Те не совсем ясно поняли последнюю шутку старухи.

– Как – дома? – спросила одна из трех граций.

– Ну да, дома, – продолжала любезно-шутливым тоном княгиня. – Я ее что-то не вижу с вами.

– А где она, в самом деле? – спросила хорошенькая Зина.

– Вы это должны лучше знать, – отшучивалась княгиня. – Впрочем, неужели это она прямо к себе прошла?.. какая глупая! – нежно-материнским тоном добавила она, хотя внутренно и вознегодовала на дочь за сделанную ею неловкость.

– Поди попроси княжну поскорее сюда, к нам, – приказала она вошедшему на ее звонок человеку.

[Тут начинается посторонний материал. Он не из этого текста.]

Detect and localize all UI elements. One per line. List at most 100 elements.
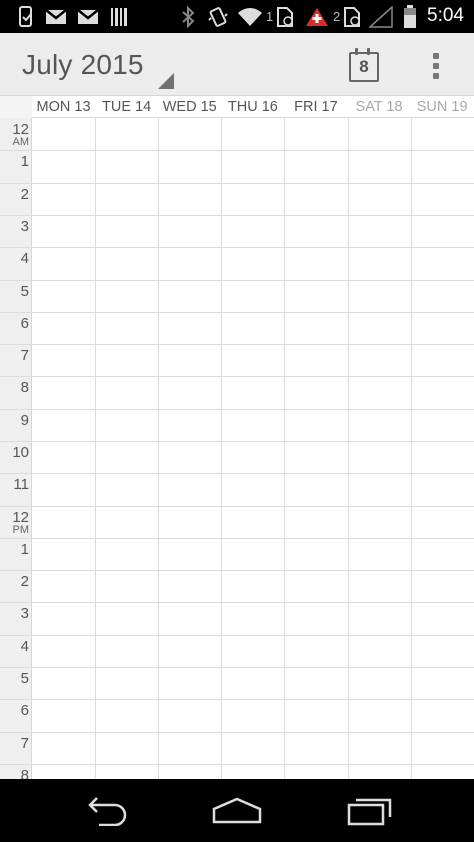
wifi-icon [236,0,264,33]
gmail-icon [76,0,100,33]
hour-label: 4 [0,251,29,266]
hour-divider [0,570,474,571]
gmail-icon [44,0,68,33]
hour-label: 5 [0,284,29,299]
hour-divider [0,409,474,410]
hour-label: 1 [0,154,29,169]
overflow-menu-icon [433,53,439,59]
hour-divider [0,183,474,184]
hour-label: 8 [0,380,29,395]
hour-divider [0,602,474,603]
hour-number: 7 [20,347,29,364]
overflow-menu-icon [433,63,439,69]
battery-icon [400,0,420,33]
hour-divider [0,441,474,442]
back-icon [88,797,127,826]
hour-number: 11 [13,476,29,493]
hour-label: 11 [0,477,29,492]
hour-number: 6 [20,702,29,719]
hour-number: 7 [20,735,29,752]
hour-number: 9 [20,412,29,429]
hour-divider [0,312,474,313]
hour-divider [0,699,474,700]
hour-divider [0,538,474,539]
sim-icon [275,0,295,33]
month-title: July 2015 [22,49,144,80]
hour-label: 6 [0,703,29,718]
hour-label: 7 [0,736,29,751]
hour-label: 5 [0,671,29,686]
hour-label: 10 [0,445,29,460]
hour-number: 8 [20,767,29,779]
recent-apps-button[interactable] [335,789,405,833]
today-button[interactable]: 8 [346,47,380,83]
week-grid[interactable]: 12 AM 1 2 3 4 5 6 7 8 9 10 11 12 PM 1 2 3 4 5 6 7 8 [0,118,474,779]
navigation-bar [0,779,474,842]
home-button[interactable] [202,789,272,833]
day-column-divider [95,118,96,779]
hour-number: 10 [12,444,29,461]
hour-label: 12 AM [0,122,29,148]
day-header-fri[interactable]: FRI 17 [284,99,347,115]
usb-debug-icon [14,0,38,33]
hour-number: 4 [20,250,29,267]
hour-number: 8 [20,379,29,396]
sim2-badge: 2 [333,9,341,24]
hour-divider [0,635,474,636]
hour-label: 2 [0,574,29,589]
hour-label: 8 [0,768,29,779]
day-header-sat[interactable]: SAT 18 [348,99,411,115]
hour-number: 2 [20,573,29,590]
hour-label: 3 [0,606,29,621]
today-day-number: 8 [359,57,369,76]
sim1-badge: 1 [266,9,274,24]
day-column-divider [348,118,349,779]
status-time: 5:04 [427,5,464,26]
hour-label: 4 [0,639,29,654]
alert-icon [305,0,329,33]
day-header-mon[interactable]: MON 13 [32,99,95,115]
header-gutter [0,96,32,118]
day-header-row: MON 13 TUE 14 WED 15 THU 16 FRI 17 SAT 18 SUN … [0,96,474,118]
day-header-thu[interactable]: THU 16 [221,99,284,115]
home-icon [212,797,262,824]
hour-number: 4 [20,638,29,655]
hour-divider [0,247,474,248]
hour-divider [0,764,474,765]
day-header-tue[interactable]: TUE 14 [95,99,158,115]
day-column-divider [221,118,222,779]
recent-apps-icon [347,798,392,826]
hour-number: 6 [20,315,29,332]
back-button[interactable] [70,789,140,833]
hour-divider [0,506,474,507]
hour-label: 9 [0,413,29,428]
day-column-divider [158,118,159,779]
hour-divider [0,344,474,345]
hour-number: 3 [20,605,29,622]
meridiem-label: AM [12,136,30,148]
day-header-sun[interactable]: SUN 19 [411,99,474,115]
hour-number: 5 [20,283,29,300]
bluetooth-icon [178,0,198,33]
hour-number: 5 [20,670,29,687]
hour-divider [0,667,474,668]
sim-icon [342,0,362,33]
hour-label: 6 [0,316,29,331]
hour-number: 2 [20,186,29,203]
meridiem-label: PM [12,524,30,536]
barcode-icon [108,0,130,33]
signal-icon [368,0,394,33]
overflow-menu-button[interactable] [426,47,446,83]
dropdown-caret-icon [158,73,174,89]
day-column-divider [411,118,412,779]
hour-number: 1 [20,541,29,558]
month-selector[interactable]: July 2015 [0,33,180,95]
hour-label: 7 [0,348,29,363]
day-header-wed[interactable]: WED 15 [158,99,221,115]
day-column-divider [284,118,285,779]
overflow-menu-icon [433,73,439,79]
hour-divider [0,732,474,733]
status-bar: 1 2 5:04 [0,0,474,33]
hour-label: 3 [0,219,29,234]
hour-label: 2 [0,187,29,202]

Тот пошел и через минуту воротился, объявив, что княжны нет дома.

Княгиня встревожилась.

– Что же это значит? Где же вы ее оставили, mesdames?.. Что с нею? Уж не больна ли она?.. Скажите мне, бога ради!

– Извините, княгиня, я не совсем понимаю вас, – возразила удивленная Шипонина.

– Как не понимаете! Да ведь она у вас же была?

– Когда?

– Сегодня! С двенадцати часов утра отправилась! – с возрастающим беспокойством доказывала княгиня.

Три грации вытянули шеи и ядовито навострили уши.

– Нет! она не была у нас сегодня, – ответила Шипонина.

– Но ведь вы ей писали? – продолжала старуха, обращаясь к Зине.

– Я?.. нет… да, я ей писала, – в замешательстве ответила Зина, понявшая, что тут, должно быть, нечто не совсем-то ладно, и не захотевшая выдать подругу, хотя решительно не знала, в чем дело.

Три грации подозрительно поглядели на хорошенькую Зину, которую они ненавидели от всей своей кроткой души.

– Кто проводил княжну? Позови сюда! – обратилась княгиня к лакею, и через минуту вошел Петр, бледный, как скатерть.

– Ты провожал Анну Яковлевну?

– Я, ваше сиятельство.

В это время княгине подали письмо с городской почты.

Княгиня дрожащими пальцами быстро сорвала печать, стала глазами пробегать письмо и, мгновенно побледнев, без звука, как сноп, рухнула на пол.